It happens to every person that’s ever turned a pedal. When you’re younger, you have no idea of the concept, yet you still experience a feeling of loss. Getting dropped is almost as traumatic as being separated from your mom in the mall.
You may never have erectile issues, or suffer from a clitoris that could honestly care less anymore, but you will be dropped. You never remember the first time you were dropped but sadly, you always remember the last. “Getting Dropped” comes from the Latin words; Questus Stillaret. Loosely translated it means: When gel shots can’t make up for your utter lack of preparation.
2012 was a magical year for me. It seemed as though I couldn’t help but to get dropped. I felt prepared, rested and mechanically sound, yet when the pace rose or the road went vertical, I lost the scent of the pack. The only proof I had that my group was still on the road was the banana peels I would see intermittently browning.
Once I noticed a trend forming I tried to no avail to hold onto wheels for as much was humanly possible. In order to not completely blow up, I would sit up. My tactic could be seen as doing damage control, or more accurately just getting dropped. I did a mountain bike race last year where the victors were already on their 3rd helping of barbeque, when I crossed the line. I don’t like barbeque anyway, but that wasn’t the point. It was a pro-am event, so I expected it, but if you’re a competitor it still burns just a little.
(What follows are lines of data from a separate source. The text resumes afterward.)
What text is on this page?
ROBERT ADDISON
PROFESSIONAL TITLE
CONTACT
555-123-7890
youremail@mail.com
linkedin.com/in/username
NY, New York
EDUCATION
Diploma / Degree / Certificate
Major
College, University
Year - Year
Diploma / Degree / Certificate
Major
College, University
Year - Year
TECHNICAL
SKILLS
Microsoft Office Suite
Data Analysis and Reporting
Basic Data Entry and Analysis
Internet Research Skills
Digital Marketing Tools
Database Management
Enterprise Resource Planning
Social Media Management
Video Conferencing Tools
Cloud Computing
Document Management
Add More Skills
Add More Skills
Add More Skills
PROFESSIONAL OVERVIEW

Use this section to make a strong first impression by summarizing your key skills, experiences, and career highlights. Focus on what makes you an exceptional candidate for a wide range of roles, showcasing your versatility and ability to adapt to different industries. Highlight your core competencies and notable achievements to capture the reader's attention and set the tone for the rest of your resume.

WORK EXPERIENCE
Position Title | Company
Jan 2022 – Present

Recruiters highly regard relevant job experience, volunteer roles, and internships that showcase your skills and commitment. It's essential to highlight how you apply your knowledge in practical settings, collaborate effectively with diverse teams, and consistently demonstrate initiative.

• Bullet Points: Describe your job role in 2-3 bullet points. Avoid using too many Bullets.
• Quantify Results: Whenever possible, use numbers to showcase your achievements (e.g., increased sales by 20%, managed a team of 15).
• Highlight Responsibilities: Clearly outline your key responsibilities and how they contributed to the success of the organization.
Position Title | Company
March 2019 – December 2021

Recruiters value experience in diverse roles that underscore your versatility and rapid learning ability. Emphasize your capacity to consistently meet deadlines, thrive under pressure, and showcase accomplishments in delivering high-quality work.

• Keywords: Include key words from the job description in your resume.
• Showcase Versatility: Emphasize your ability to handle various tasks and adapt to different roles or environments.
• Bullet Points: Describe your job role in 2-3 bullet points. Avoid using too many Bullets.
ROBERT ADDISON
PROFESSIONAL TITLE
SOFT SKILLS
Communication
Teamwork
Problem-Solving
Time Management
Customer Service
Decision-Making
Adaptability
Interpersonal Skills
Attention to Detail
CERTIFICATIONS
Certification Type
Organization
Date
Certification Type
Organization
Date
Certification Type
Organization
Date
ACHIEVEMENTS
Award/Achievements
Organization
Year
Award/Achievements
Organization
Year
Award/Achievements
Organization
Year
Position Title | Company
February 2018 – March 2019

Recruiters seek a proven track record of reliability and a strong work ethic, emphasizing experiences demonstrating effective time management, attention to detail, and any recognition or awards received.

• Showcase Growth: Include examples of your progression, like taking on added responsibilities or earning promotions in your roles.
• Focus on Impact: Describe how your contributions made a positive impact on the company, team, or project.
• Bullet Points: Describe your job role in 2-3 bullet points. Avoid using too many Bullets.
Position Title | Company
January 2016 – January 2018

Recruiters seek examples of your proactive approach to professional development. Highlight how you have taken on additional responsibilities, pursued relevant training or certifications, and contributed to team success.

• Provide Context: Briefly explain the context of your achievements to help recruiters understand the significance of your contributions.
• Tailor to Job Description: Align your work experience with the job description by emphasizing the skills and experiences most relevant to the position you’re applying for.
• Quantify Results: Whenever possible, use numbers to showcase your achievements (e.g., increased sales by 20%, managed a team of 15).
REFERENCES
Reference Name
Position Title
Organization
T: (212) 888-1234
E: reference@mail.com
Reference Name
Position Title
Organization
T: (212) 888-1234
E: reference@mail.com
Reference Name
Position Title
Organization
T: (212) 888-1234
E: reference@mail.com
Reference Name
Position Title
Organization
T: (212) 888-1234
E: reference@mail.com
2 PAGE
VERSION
I did find however find solace off the back. I accepted my fate and cruised into the sandwich spots of the season as confidently as I would’ve, if I had led the peloton. I did find strength in being weak oddly enough. When you’re blowing all over the road without the protection of the group it forces you to dig in and get through. I did some of my best thinking when the horizon was clear. I don’t cherish the position, but I do understand that not everyday/month/year can be yours. That’s just life in the peloton. You take your licks, re-tweak your training and maybe layoff the full stacks, because each ride on the calendar gives you an opportunity to lessen that gap.